Beta adrenergic receptors

Question 15

Which actions of Protein Kinase A contribute to positive inotropy? Positive lusitropy? Both?

Answer 15

inotropy: phosphorylation of L-type Ca channel and RyR2. Lusitropy: phosphorylation of troponin. Both: phosphorylation of Phospholamban

Question 16

Clinical aspects of Timothy syndrome?

Answer 16

Patients have congenital heart disease, intermittent hypoglycemia, immune deficiency and cognitive abnormalities.

Question 17

Genetic defects in Timothy syndrome

Answer 17

recurrent, de novo mutations in CaV1.2 (the principle subunit of the L-type Ca2+ channel), in both the heart as well as other tissues. TS and TS2 mutations display AV block, prolonged QT intervals and ventricular tachycardia.

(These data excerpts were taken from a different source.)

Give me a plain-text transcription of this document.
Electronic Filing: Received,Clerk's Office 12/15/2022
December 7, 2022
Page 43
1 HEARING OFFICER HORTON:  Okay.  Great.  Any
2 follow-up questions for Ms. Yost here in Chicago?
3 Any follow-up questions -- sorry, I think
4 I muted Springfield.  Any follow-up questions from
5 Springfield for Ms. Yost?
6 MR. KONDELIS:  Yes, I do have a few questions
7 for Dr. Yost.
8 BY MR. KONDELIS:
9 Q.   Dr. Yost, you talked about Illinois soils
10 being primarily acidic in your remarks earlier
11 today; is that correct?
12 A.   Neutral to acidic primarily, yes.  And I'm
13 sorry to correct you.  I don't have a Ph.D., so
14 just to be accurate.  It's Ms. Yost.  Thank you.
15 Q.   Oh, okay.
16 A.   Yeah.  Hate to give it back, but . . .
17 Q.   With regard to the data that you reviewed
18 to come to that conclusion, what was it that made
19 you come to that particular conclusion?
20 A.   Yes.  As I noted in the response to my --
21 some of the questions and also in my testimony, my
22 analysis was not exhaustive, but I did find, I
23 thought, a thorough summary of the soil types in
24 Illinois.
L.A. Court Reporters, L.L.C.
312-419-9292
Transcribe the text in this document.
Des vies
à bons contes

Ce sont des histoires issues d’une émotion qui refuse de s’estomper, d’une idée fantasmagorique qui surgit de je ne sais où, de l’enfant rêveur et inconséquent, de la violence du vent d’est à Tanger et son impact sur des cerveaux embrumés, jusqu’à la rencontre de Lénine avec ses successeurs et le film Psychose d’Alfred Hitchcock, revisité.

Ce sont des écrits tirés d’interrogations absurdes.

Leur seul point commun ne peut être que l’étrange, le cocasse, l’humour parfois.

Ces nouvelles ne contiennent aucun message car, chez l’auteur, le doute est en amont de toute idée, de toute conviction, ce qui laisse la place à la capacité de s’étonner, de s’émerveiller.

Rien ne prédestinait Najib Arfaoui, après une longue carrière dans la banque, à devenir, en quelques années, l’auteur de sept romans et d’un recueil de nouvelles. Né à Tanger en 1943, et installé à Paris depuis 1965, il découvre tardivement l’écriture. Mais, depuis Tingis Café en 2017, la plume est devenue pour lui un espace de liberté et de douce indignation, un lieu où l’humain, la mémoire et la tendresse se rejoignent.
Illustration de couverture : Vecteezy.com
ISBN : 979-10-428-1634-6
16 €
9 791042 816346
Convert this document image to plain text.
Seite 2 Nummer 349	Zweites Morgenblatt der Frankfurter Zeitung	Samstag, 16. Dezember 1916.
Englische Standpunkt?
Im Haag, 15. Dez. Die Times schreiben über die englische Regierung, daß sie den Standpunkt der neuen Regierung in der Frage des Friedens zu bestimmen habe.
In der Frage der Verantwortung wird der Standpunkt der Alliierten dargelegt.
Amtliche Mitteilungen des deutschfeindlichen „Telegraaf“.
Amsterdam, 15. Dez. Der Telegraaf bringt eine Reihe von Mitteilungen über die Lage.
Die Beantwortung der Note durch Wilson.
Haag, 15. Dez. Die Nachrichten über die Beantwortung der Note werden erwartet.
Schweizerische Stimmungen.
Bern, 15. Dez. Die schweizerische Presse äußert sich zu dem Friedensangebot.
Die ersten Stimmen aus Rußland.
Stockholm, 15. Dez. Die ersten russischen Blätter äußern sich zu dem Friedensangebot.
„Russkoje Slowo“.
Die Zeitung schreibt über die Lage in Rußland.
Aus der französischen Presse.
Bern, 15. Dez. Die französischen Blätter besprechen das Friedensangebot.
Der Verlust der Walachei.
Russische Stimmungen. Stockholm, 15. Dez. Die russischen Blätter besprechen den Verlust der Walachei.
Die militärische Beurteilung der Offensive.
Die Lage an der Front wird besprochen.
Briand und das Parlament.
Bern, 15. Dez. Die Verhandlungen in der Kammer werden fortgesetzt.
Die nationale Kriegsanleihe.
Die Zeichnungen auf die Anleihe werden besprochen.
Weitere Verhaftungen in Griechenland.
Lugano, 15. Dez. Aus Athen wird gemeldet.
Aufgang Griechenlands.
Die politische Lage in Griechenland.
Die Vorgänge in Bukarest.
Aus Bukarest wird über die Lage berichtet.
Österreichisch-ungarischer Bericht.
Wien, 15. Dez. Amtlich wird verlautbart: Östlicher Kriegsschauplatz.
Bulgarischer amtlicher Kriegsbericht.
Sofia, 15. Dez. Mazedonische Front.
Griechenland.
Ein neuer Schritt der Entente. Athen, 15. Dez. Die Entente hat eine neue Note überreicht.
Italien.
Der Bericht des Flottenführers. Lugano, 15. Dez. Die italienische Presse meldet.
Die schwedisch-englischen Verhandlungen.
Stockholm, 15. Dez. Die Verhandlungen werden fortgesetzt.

TS2 mutations also suppress voltage dependent inactivation

Question 18

Brugada syndrome

Answer 18

Mutations in cardiac sodium channel, KChip2 (modulatory protein involved in Ikto), etc. Some have mutations in principle subunit CaV2.2 or main accessory subunit beta2b of L-type Ca channel and have a shortened QT interval due to reduction in the magnitude of L-type Ca current

Question 19

ECG abnormalities in Catecholaminergic Polymorphic Ventricular Tachycardia (CPVT).

Answer 19

Normal ECG at rest, with abnormalities during exercise or infusion of catecholamines

Question 20

Mutations in Catecholaminergic Polymorphic Ventricular Tachycardia (CPVT).

Answer 20

Mutations in RyR2(increases resting leak of Ca from SR or makes RyR2 more sensitive to activation) and calsequestrin2 (reduced buffering of Ca)

Question 21

Mechanism whereby CPVT mutations, in combination with activation of b-adrenergic receptors, causes ectopic depolarizations

Answer 21

Activated B adrenergic receptors results in increased SR Ca. This combined with the CPVT mutations causes extrusion of Ca via NCX and depolarization can trigger ectopic Aps.